Shutting out the conventional world and ignoring
expectations is a luxury enjoyed by the elderly, as well as being a mark of the
reactionary, the misfit, the crank and the eccentric. It can also be true of
the original thinker, the deeply creative artist, or any other brand of focused,
determined and memorable individual. Those lists of “greatest ever Britons”,
which generally include the likes of Brunel, Newton, Turner, Churchill, Lennon
and Hockney (and occasionally Jeremy Clarkson, although I don’t insist), would
probably coincide closely with lists – should they ever be compiled - of
“greatest ever exercisers of two fingers”.

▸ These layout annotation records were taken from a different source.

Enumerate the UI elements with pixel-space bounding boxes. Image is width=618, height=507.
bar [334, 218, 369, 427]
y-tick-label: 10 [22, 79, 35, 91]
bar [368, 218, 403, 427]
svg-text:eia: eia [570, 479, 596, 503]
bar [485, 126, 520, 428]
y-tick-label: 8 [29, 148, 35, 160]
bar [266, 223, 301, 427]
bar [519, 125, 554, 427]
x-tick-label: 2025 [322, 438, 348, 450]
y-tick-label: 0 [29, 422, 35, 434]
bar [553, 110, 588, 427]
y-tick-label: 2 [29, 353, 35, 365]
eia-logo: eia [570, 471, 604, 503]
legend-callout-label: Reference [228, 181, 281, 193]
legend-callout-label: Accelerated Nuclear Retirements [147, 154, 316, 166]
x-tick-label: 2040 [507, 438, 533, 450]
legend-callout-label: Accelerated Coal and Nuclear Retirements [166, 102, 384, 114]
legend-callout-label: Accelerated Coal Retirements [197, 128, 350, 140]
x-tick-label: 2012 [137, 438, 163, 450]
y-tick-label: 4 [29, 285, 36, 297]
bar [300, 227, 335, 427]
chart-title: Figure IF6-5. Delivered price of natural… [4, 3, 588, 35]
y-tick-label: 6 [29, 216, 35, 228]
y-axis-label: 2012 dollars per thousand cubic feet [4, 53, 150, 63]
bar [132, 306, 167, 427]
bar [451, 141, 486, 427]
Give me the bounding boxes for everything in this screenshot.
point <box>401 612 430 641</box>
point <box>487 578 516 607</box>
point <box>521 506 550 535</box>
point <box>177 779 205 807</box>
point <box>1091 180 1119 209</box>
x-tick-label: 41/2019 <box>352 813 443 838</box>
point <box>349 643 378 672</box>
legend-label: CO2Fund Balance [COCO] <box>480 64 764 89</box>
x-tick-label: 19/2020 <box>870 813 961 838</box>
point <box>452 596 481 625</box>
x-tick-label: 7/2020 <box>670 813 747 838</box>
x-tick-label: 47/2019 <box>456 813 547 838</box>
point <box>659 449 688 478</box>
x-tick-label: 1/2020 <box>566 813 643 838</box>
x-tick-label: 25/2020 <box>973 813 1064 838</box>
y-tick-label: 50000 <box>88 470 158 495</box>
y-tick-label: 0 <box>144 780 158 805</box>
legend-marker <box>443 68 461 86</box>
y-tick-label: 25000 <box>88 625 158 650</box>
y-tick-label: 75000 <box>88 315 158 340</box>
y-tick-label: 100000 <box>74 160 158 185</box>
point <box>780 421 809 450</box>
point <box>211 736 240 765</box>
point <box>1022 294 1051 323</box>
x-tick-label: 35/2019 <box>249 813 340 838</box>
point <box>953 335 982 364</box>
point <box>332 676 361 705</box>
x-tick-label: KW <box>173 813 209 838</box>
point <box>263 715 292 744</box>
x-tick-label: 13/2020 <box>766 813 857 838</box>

These are people not acclaimed for their docility, people not
famous for accepting the status quo, for being told “you aren’t allowed to
think like that” and keeping stumm. Not necessarily easy people to get on with,
not necessarily nice or very moral people, but effective at what they did, baiting
the establishment, beating it at its own game without becoming fully part of
it. The trick, of course, is not to sell out once you’ve done your bit, but to
retire or die with said digits still fully outstretched - until rigor mortis completes
the job for you. Incidentally, I’m pleased to see that David Hockney is still going
strong, doing exactly what he wants to do in amused and growly contempt of those
who think he should do differently. I’m greatly looking forward to visiting his
retrospective at Tate Britain
In the future, historians may look back at 2016 as a year,
along with 1789, 1848 and 1968, when many people started getting stroppy, started
giving the finger to those who for many years had told them what to think, what
was good for them, what they were and were not allowed to say. They voted for
Brexit and for Trump, voted to jump out of a less than perfect frying pan and
into a fire, whose temperature and extent neither they nor anyone else could judge
or predict. At present, we’re witnessing the irrationality that sets in when
rationality doesn’t give you what you want; the irrationality that becomes the
new norm, the new rationality.
“Two fingers to the lot of you” could be hugely entertaining if the potential implications weren’t so serious. Fine if you’re a genius level artist, engineer or scientist. If you’re the leader of the free world or just an average member of society who wants a more congenial life it may be less reliably productive. A facile and ugly gesture it certainly is, more diagnostic of a despairing state of mind than anything else. A bit like an angry suicide note written intentionally to hurt. Naturally, from time to time everyone needs a safety valve, and giving vent to a vigorous V-sign or its verbal equivalent is probably healthier than taking antidepressants, kicking the cat or invading somewhere that doesn’t deserve it. By itself the gesture does little more than cause offence and make the finger-owner or the obscenity-utterer feel better. Very occasionally, however, it may herald the start of something, a tipping point, a decision reached, a new start. Thesis, antithesis, synthesis - the eternal Hegelian triad. I’m not holding my breath.